I just purchased a new Briggs and Stratton Q6500 Inverter/Generator and I'm wondering if the 240 volt, 30 amp cable I need is a standard cable or whether I'll need to somehow match the connectors I need and I'll need a special cable of some sort? I've attached a picture of the female receptacle on the inverter and the generator connection that the electrician installed on the side of my home. I believe that the male plug on the side of the home and the female receptacle both require connectors that twists to lock the cable in place but I'm not 100% sure. I'm wondering if a standard cable will work as I need to order one or make one myself? If the cables are all standard is it better to go with a factory pre-made cable or build your own? If you can build your own that would be weatherproof enough can anyone tell me the type and gauge of wire I would have to use to handle my generator? I found pre-made cables on Amazon.com but the cables are pretty pricy and I'm wondering if there's a better source for the cable that I would need? Any help that you all can offer this newbie to electric generators will be greatly appreciated.

Thanks


----------



## aandpdan (Oct 8, 2012)

As long as your inlet is rated at 30 amps you should be able to buy a pre-made cable. Both ends should be locking type, an L14-30r and L14-30p.

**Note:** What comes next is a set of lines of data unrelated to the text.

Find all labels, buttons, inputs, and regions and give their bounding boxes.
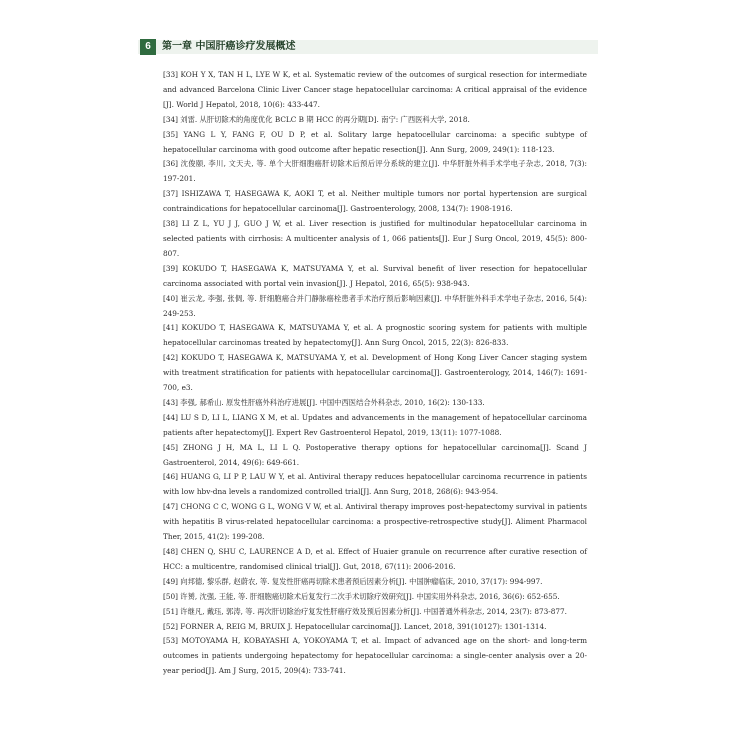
reference-list [163,68,587,679]
reference-entry: [53] MOTOYAMA H, KOBAYASHI A, YOKOYAMA T, et al. Impact of advanced age on the short- and long-term outcomes in patients undergoing hepatectomy for hepatocellular carcinoma: a single-center analysis over a 20-year period[J]. Am J Surg, 2015, 209(4): 733-741. [163,636,587,676]
reference-entry: [43] 李强, 郝希山. 原发性肝癌外科治疗进展[J]. 中国中西医结合外科杂志, 2010, 16(2): 130-133. [163,397,485,407]
reference-entry: [52] FORNER A, REIG M, BRUIX J. Hepatocellular carcinoma[J]. Lancet, 2018, 391(10127): 1301-1314. [163,621,547,631]
reference-entry: [49] 向邦德, 黎乐群, 赵蔚农, 等. 复发性肝癌再切除术患者预后因素分析[J]. 中国肿瘤临床, 2010, 37(17): 994-997. [163,576,543,586]
reference-entry: [42] KOKUDO T, HASEGAWA K, MATSUYAMA Y, et al. Development of Hong Kong Liver Cancer staging system with treatment stratification for patients with hepatocellular carcinoma[J]. Gastroenterology, 2014, 146(7): 1691-700, e3. [163,353,587,393]
chapter-title: 第一章 中国肝癌诊疗发展概述 [162,41,296,52]
reference-entry: [38] LI Z L, YU J J, GUO J W, et al. Liver resection is justified for multinodular hepatocellular carcinoma in selected patients with cirrhosis: A multicenter analysis of 1, 066 patients[J]. Eur J Surg Oncol, 2019, 45(5): 800-807. [163,219,587,258]
reference-entry: [40] 崔云龙, 李强, 张倜, 等. 肝细胞癌合并门静脉癌栓患者手术治疗预后影响因素[J]. 中华肝脏外科手术学电子杂志, 2016, 5(4): 249-253. [163,293,587,318]
reference-entry: [47] CHONG C C, WONG G L, WONG V W, et al. Antiviral therapy improves post-hepatectomy survival in patients with hepatitis B virus-related hepatocellular carcinoma: a prospective-retrospective study[J]. Aliment Pharmacol Ther, 2015, 41(2): 199-208. [163,502,587,542]
reference-entry: [37] ISHIZAWA T, HASEGAWA K, AOKI T, et al. Neither multiple tumors nor portal hypertension are surgical contraindications for hepatocellular carcinoma[J]. Gastroenterology, 2008, 134(7): 1908-1916. [163,189,587,214]
reference-entry: [44] LU S D, LI L, LIANG X M, et al. Updates and advancements in the management of hepatocellular carcinoma patients after hepatectomy[J]. Expert Rev Gastroenterol Hepatol, 2019, 13(11): 1077-1088. [163,412,587,437]
reference-entry: [48] CHEN Q, SHU C, LAURENCE A D, et al. Effect of Huaier granule on recurrence after curative resection of HCC: a multicentre, randomised clinical trial[J]. Gut, 2018, 67(11): 2006-2016. [163,547,587,571]
reference-entry: [34] 刘雷. 从肝切除术的角度优化 BCLC B 期 HCC 的再分期[D]. 南宁: 广西医科大学, 2018. [163,114,470,124]
reference-entry: [39] KOKUDO T, HASEGAWA K, MATSUYAMA Y, et al. Survival benefit of liver resection for hepatocellular carcinoma associated with portal vein invasion[J]. J Hepatol, 2016, 65(5): 938-943. [163,263,587,288]
reference-entry: [33] KOH Y X, TAN H L, LYE W K, et al. Systematic review of the outcomes of surgical resection for intermediate and advanced Barcelona Clinic Liver Cancer stage hepatocellular carcinoma: A critical appraisal of the evidence [J]. World J Hepatol, 2018, 10(6): 433-447. [163,70,587,109]
reference-entry: [41] KOKUDO T, HASEGAWA K, MATSUYAMA Y, et al. A prognostic scoring system for patients with multiple hepatocellular carcinomas treated by hepatectomy[J]. Ann Surg Oncol, 2015, 22(3): 826-833. [163,323,587,348]
reference-entry: [50] 许赟, 沈强, 王能, 等. 肝细胞癌切除术后复发行二次手术切除疗效研究[J]. 中国实用外科杂志, 2016, 36(6): 652-655. [163,591,560,601]
page-number: 6 [140,39,156,55]
reference-entry: [35] YANG L Y, FANG F, OU D P, et al. Solitary large hepatocellular carcinoma: a specific subtype of hepatocellular carcinoma with good outcome after hepatic resection[J]. Ann Surg, 2009, 249(1): 118-123. [163,129,587,154]
reference-entry: [51] 许继凡, 戴珏, 郭涛, 等. 再次肝切除治疗复发性肝癌疗效及预后因素分析[J]. 中国普通外科杂志, 2014, 23(7): 873-877. [163,606,567,616]
reference-entry: [46] HUANG G, LI P P, LAU W Y, et al. Antiviral therapy reduces hepatocellular carcinoma recurrence in patients with low hbv-dna levels a randomized controlled trial[J]. Ann Surg, 2018, 268(6): 943-954. [163,472,587,497]
reference-entry: [36] 沈俊颐, 李川, 文天夫, 等. 单个大肝细胞癌肝切除术后预后评分系统的建立[J]. 中华肝脏外科手术学电子杂志, 2018, 7(3): 197-201. [163,159,587,184]
reference-entry: [45] ZHONG J H, MA L, LI L Q. Postoperative therapy options for hepatocellular carcinoma[J]. Scand J Gastroenterol, 2014, 49(6): 649-661. [163,442,587,467]
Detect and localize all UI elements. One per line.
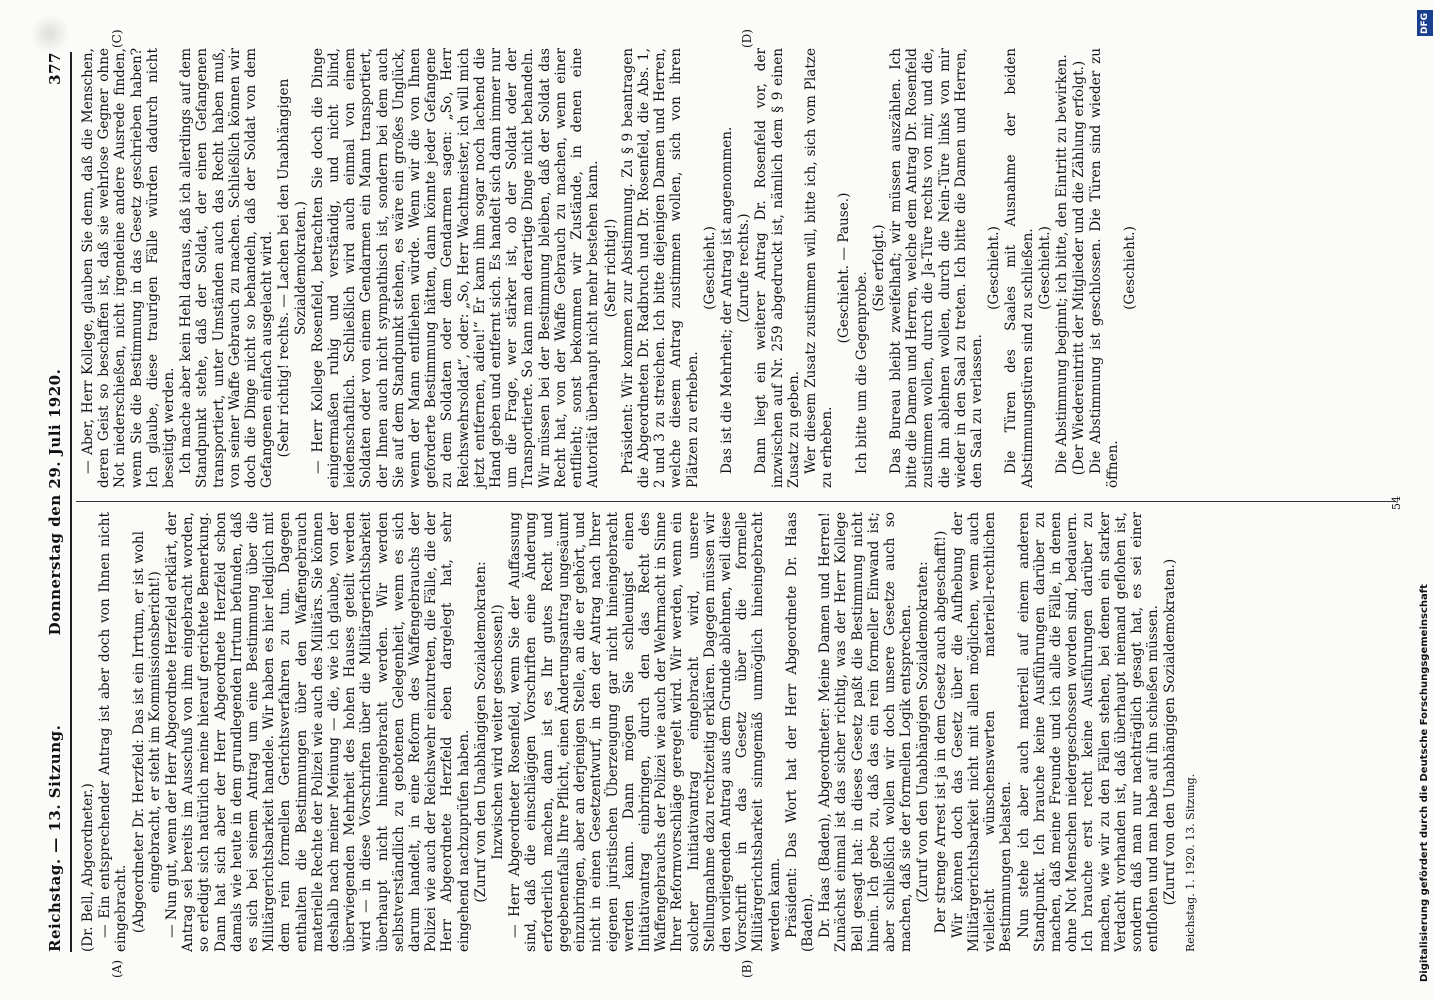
paragraph: Das ist die Mehrheit; der Antrag ist angenommen.: [718, 126, 735, 474]
interjection: (Zuruf von den Unabhängigen Sozialdemokraten:: [915, 561, 932, 903]
margin-marker-c: (C): [110, 29, 124, 48]
interjection: Inzwischen wird weiter geschossen!): [490, 604, 507, 860]
paragraph: Die Abstimmung beginnt; ich bitte, den Eintritt zu bewirken.: [1053, 54, 1070, 474]
interjection: (Geschieht.): [1121, 226, 1138, 310]
paragraph: Das Bureau bleibt zweifelhaft; wir müssen auszählen. Ich bitte die Damen und Herren, welche dem Antrag Dr. Rosenfeld zustimmen wollen, durch die Ja-Türe rechts von mir, und die, die ihn ablehnen wollen, durch die Nein-Türe links von mir wieder in den Saal zu treten. Ich bitte die Damen und Herren, den Saal zu verlassen.: [887, 48, 985, 488]
paragraph: Dann liegt ein weiterer Antrag Dr. Rosenfeld vor, der inzwischen auf Nr. 259 abgedruckt ist, nämlich dem § 9 einen Zusatz zu geben.: [753, 48, 802, 488]
interjection: (Sehr richtig!): [602, 218, 619, 318]
paragraph: Ich bitte um die Gegenprobe.: [853, 271, 870, 474]
interjection: (Zurufe rechts.): [736, 213, 753, 323]
right-column: [80, 48, 1139, 488]
paragraph: — Ein entsprechender Antrag ist aber doch von Ihnen nicht eingebracht.: [97, 512, 130, 952]
paragraph: Nun stehe ich aber auch materiell auf einem anderen Standpunkt. Ich brauche keine Ausführungen darüber zu machen, daß meine Freunde und ich alle die Fälle, in denen ohne Not Menschen niedergeschossen worden sind, bedauern. Ich brauche erst recht keine Ausführungen darüber zu machen, wie wir zu den Fällen stehen, bei denen ein starker Verdacht vorhanden ist, daß überhaupt niemand geflohen ist, sondern daß man nur nachträglich gesagt hat, es sei einer entflohen und man habe auf ihn schießen müssen.: [1015, 512, 1162, 952]
interjection: (Sie erfolgt.): [870, 224, 887, 312]
page-number: 377: [46, 52, 64, 85]
paragraph: — Herr Kollege Rosenfeld, betrachten Sie doch die Dinge einigermaßen ruhig und verständig, und nicht blind, leidenschaftlich. Schließlich wird auch einmal von einem Soldaten oder von einem Gendarmen ein Mann transportiert, der Ihnen auch nicht sympathisch ist, sondern bei dem auch Sie auf dem Standpunkt stehen, es wäre ein großes Unglück, wenn der Mann entfliehen würde. Wenn wir die von Ihnen geforderte Bestimmung hätten, dann könnte jeder Gefangene zu dem Soldaten oder dem Gendarmen sagen: „So, Herr Reichswehrsoldat“, oder: „So, Herr Wachtmeister, ich will mich jetzt entfernen, adieu!“ Er kann ihm sogar noch lachend die Hand geben und entfernt sich. Es handelt sich dann immer nur um die Frage, wer stärker ist, ob der Soldat oder der Transportierte. So kann man derartige Dinge nicht behandeln. Wir müssen bei der Bestimmung bleiben, daß der Soldat das Recht hat, von der Waffe Gebrauch zu machen, wenn einer entflieht; sonst bekommen wir Zustände, in denen eine Autorität überhaupt nicht mehr bestehen kann.: [309, 48, 602, 488]
interjection: (Geschieht.): [1036, 226, 1053, 310]
header-date: Donnerstag den 29. Juli 1920.: [46, 368, 64, 636]
speaker-paragraph: Dr. Haas (Baden), Abgeordneter: Meine Damen und Herren! Zunächst einmal ist das sicher richtig, was der Herr Kollege Bell gesagt hat: in dieses Gesetz paßt die Bestimmung nicht hinein. Ich gebe zu, daß das ein rein formeller Einwand ist; aber schließlich wollen wir doch unsere Gesetze auch so machen, daß sie der formellen Logik entsprechen.: [817, 512, 915, 952]
paragraph: (Dr. Bell, Abgeordneter.): [80, 783, 96, 952]
speaker-paragraph: Präsident: Wir kommen zur Abstimmung. Zu § 9 beantragen die Abgeordneten Dr. Radbruch und Dr. Rosenfeld, die Abs. 1, 2 und 3 zu streichen. Ich bitte diejenigen Damen und Herren, welche diesem Antrag zustimmen wollen, sich von ihren Plätzen zu erheben.: [619, 48, 701, 488]
digitization-sidebar: [1417, 10, 1433, 990]
page-footer-number: 54: [1390, 496, 1403, 510]
paragraph: — Nun gut, wenn der Herr Abgeordnete Herzfeld erklärt, der Antrag sei bereits im Ausschuß von ihm eingebracht worden, so erledigt sich natürlich meine hierauf gerichtete Bemerkung. Dann hat sich aber der Herr Abgeordnete Herzfeld schon damals wie heute in dem grundlegenden Irrtum befunden, daß es sich bei seinem Antrag um eine Bestimmung über die Militärgerichtsbarkeit handele. Wir haben es hier lediglich mit dem rein formellen Gerichtsverfahren zu tun. Dagegen enthalten die Bestimmungen über den Waffengebrauch materielle Rechte der Polizei wie auch des Militärs. Sie können deshalb nach meiner Meinung — die, wie ich glaube, von der überwiegenden Mehrheit des hohen Hauses geteilt werden wird — in diese Vorschriften über die Militärgerichtsbarkeit überhaupt nicht hineingebracht werden. Wir werden selbstverständlich zu gebotenen Gelegenheit, wenn es sich darum handelt, in eine Reform des Waffengebrauchs der Polizei wie auch der Reichswehr einzutreten, die Fälle, die der Herr Abgeordnete Herzfeld eben dargelegt hat, sehr eingehend nachzuprüfen haben.: [164, 512, 472, 952]
paragraph: — Aber, Herr Kollege, glauben Sie denn, daß die Menschen, deren Geist so beschaffen ist, daß sie wehrlose Gegner ohne Not niederschießen, nicht irgendeine andere Ausrede finden, wenn Sie die Bestimmung in das Gesetz geschrieben haben? Ich glaube, diese traurigen Fälle würden dadurch nicht beseitigt werden.: [80, 48, 178, 488]
digitization-credit: Digitalisierung gefördert durch die Deutsche Forschungsgemeinschaft: [1419, 584, 1430, 982]
interjection: (Geschieht.): [986, 226, 1003, 310]
interjection: (Geschieht.): [701, 226, 718, 310]
margin-marker-b: (B): [740, 959, 754, 978]
interjection: (Zuruf von den Unabhängigen Sozialdemokraten:: [472, 561, 489, 903]
interjection: (Geschieht. — Pause.): [836, 192, 853, 344]
paragraph: Wer diesem Zusatz zustimmen will, bitte ich, sich vom Platze zu erheben.: [802, 48, 836, 488]
interjection: (Der Wiedereintritt der Mitglieder und die Zählung erfolgt.): [1071, 60, 1088, 476]
header-rule: [70, 52, 72, 952]
paragraph: Die Abstimmung ist geschlossen. Die Türen sind wieder zu öffnen.: [1088, 48, 1121, 488]
dfg-logo: DFG: [1417, 10, 1433, 36]
paragraph: Wir können doch das Gesetz über die Aufhebung der Militärgerichtsbarkeit nicht mit allen möglichen, wenn auch vielleicht wünschenswerten materiell-rechtlichen Bestimmungen belasten.: [949, 512, 1015, 952]
margin-marker-a: (A): [110, 959, 124, 978]
paragraph: Ich mache aber kein Hehl daraus, daß ich allerdings auf dem Standpunkt stehe, daß der Soldat, der einen Gefangenen transportiert, unter Umständen auch das Recht haben muß, von seiner Waffe Gebrauch zu machen. Schließlich können wir doch die Dinge nicht so behandeln, daß der Soldat von dem Gefangenen einfach ausgelacht wird.: [178, 48, 276, 488]
page-header: [46, 52, 70, 952]
header-left: Reichstag. — 13. Sitzung.: [46, 724, 64, 952]
interjection: (Sehr richtig! rechts. — Lachen bei den Unabhängigen Sozialdemokraten.): [276, 78, 309, 458]
speaker-paragraph: Präsident: Das Wort hat der Herr Abgeordnete Dr. Haas (Baden).: [783, 512, 816, 952]
column-footer: Reichstag. 1. 1920. 13. Sitzung.: [1183, 773, 1197, 952]
paragraph: — Herr Abgeordneter Rosenfeld, wenn Sie der Auffassung sind, daß die einschlägigen Vorschriften eine Änderung erforderlich machen, dann ist es Ihr gutes Recht und gegebenenfalls Ihre Pflicht, einen Änderungsantrag ungesäumt einzubringen, aber an derjenigen Stelle, an die er gehört, und nicht in einen Gesetzentwurf, in den der Antrag nach Ihrer eigenen juristischen Überzeugung gar nicht hineingebracht werden kann. Dann mögen Sie schleunigst einen Initiativantrag einbringen, durch den das Recht des Waffengebrauchs der Polizei wie auch der Wehrmacht in Sinne Ihrer Reformvorschläge geregelt wird. Wir werden, wenn ein solcher Initiativantrag eingebracht wird, unsere Stellungnahme dazu rechtzeitig erklären. Dagegen müssen wir den vorliegenden Antrag aus dem Grunde ablehnen, weil diese Vorschrift in das Gesetz über die formelle Militärgerichtsbarkeit sinngemäß unmöglich hineingebracht werden kann.: [507, 512, 783, 952]
column-divider: [76, 501, 1396, 502]
paragraph: Die Türen des Saales mit Ausnahme der beiden Abstimmungstüren sind zu schließen.: [1003, 48, 1036, 488]
interjection: (Abgeordneter Dr. Herzfeld: Das ist ein Irrtum, er ist wohl eingebracht, er steht im Kommissionsbericht!): [130, 530, 163, 934]
interjection: (Zuruf von den Unabhängigen Sozialdemokraten.): [1162, 558, 1179, 906]
left-column: [80, 512, 1200, 952]
document-page: [40, 30, 1410, 980]
interjection: Der strenge Arrest ist ja in dem Gesetz auch abgeschafft!): [932, 530, 949, 934]
margin-marker-d: (D): [740, 29, 754, 48]
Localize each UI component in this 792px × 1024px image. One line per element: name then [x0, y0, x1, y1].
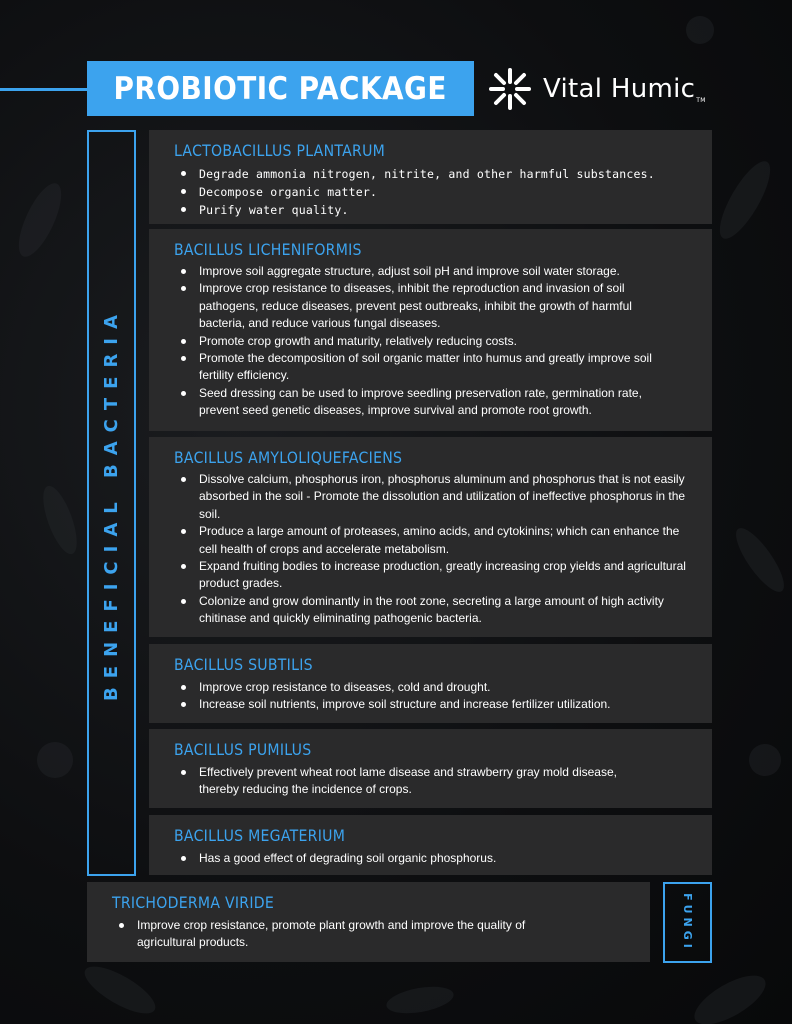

Yeah, they're pricey. You can make your own but the plugs aren't exactly cheap either. 



You need at least 10 gauge wire for a 30 amp load.


----------



## dallonhorman (May 31, 2018)

Looks like he probably installed a L14-30 connection. I got my male and female connections from Amazon alot lower than at the store. Then I went to Lowe's and bought a roll of 25 feet of 10/3 wire to make it with. That's how I made mine cheaper than a pre made one.


----------